Armes à sous-munitions: vivant, le militarisme bouge encore

Armes à sous-munitions: vivant, le militarisme bouge encore

On croyait, devant l’évidence de la chose, que la
ratification de la Convention sur les armes à sous-munitions,
signée à Oslo par le Conseil fédéral en
décembre 2008, allait passer comme une lettre à la poste.
Ce fut le cas au Conseil des Etats, mais pas au Conseil national. Sa
commission de la politique de sécurité a
décidé, à une courte majorité, de ne pas
entrer en matière ce 18 octobre.
 
  Les armes à sous-munitions utilisées par
l’armée suisse sont des projectiles cargos pour
l’artillerie à tube, remplis de bombelettes à
manchon brisant et charge creuse, utilisable contre des objectifs
« mous » ou faiblement blindés. Les
obusiers blindés, les canons et les lance-mines de forteresse
peuvent tirer ces projectiles.

    Commencé lors de la Seconde Guerre mondiale,
l’emploi de ce type de munitions s’est
généralisé lors de la guerre du Vietnam, en
Afghanistan, en Tchétchénie, au Liban et au Kosovo. Comme
le notent deux chercheurs de l’Institut des Nations Unies pour la
recherche sur le désarmement (UNIDIR) :
« l’emploi d’armes à sous-munitions a
depuis toujours présenté des risques considérables
pour les civils ». Non seulement lors du bombardement,
mais aussi après.
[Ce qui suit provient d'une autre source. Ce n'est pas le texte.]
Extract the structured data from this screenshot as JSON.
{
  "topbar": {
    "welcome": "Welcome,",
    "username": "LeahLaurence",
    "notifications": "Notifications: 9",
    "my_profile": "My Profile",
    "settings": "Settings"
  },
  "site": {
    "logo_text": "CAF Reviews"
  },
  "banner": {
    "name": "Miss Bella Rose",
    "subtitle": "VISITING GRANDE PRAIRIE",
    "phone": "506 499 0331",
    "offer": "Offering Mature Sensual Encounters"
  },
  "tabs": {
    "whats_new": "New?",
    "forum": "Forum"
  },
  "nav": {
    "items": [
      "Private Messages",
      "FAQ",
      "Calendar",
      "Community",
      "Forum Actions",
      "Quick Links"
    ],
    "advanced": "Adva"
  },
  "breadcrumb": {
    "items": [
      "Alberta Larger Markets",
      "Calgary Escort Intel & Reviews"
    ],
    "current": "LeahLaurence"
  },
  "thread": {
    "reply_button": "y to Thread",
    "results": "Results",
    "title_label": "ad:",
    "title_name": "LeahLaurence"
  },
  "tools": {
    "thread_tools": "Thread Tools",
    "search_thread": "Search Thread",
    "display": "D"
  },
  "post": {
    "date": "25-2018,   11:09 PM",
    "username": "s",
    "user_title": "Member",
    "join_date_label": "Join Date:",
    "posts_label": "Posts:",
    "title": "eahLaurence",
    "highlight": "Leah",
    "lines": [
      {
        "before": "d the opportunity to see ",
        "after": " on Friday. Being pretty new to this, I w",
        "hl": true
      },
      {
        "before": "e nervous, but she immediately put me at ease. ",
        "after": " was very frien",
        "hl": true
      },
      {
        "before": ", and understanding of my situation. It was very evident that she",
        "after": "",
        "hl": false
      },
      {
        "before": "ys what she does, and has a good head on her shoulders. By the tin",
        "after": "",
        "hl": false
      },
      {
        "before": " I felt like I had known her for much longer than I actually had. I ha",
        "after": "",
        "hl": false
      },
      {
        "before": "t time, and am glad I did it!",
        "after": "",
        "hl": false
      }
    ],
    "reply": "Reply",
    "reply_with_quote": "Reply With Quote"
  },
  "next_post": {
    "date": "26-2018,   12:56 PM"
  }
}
Les sous-munitions étant souvent de
couleurs vives, les enfants confondent fréquemment celles qui
n’ont pas encore explosé – jusqu’à
40 % – avec des jouets ou des colis alimentaires. Ainsi,
selon ce même rapport de l’UNIDIR,
« il ressort des informations disponibles sur
l’Afghanistan, le Kosovo et d’autres régions
qu’il y a beaucoup plus de risques d’être tué
par une sous-munition que par une mine antipersonnelle. »
Une zone bombardée par des armes à sous-munitions est
donc une zone durablement interdite à la population.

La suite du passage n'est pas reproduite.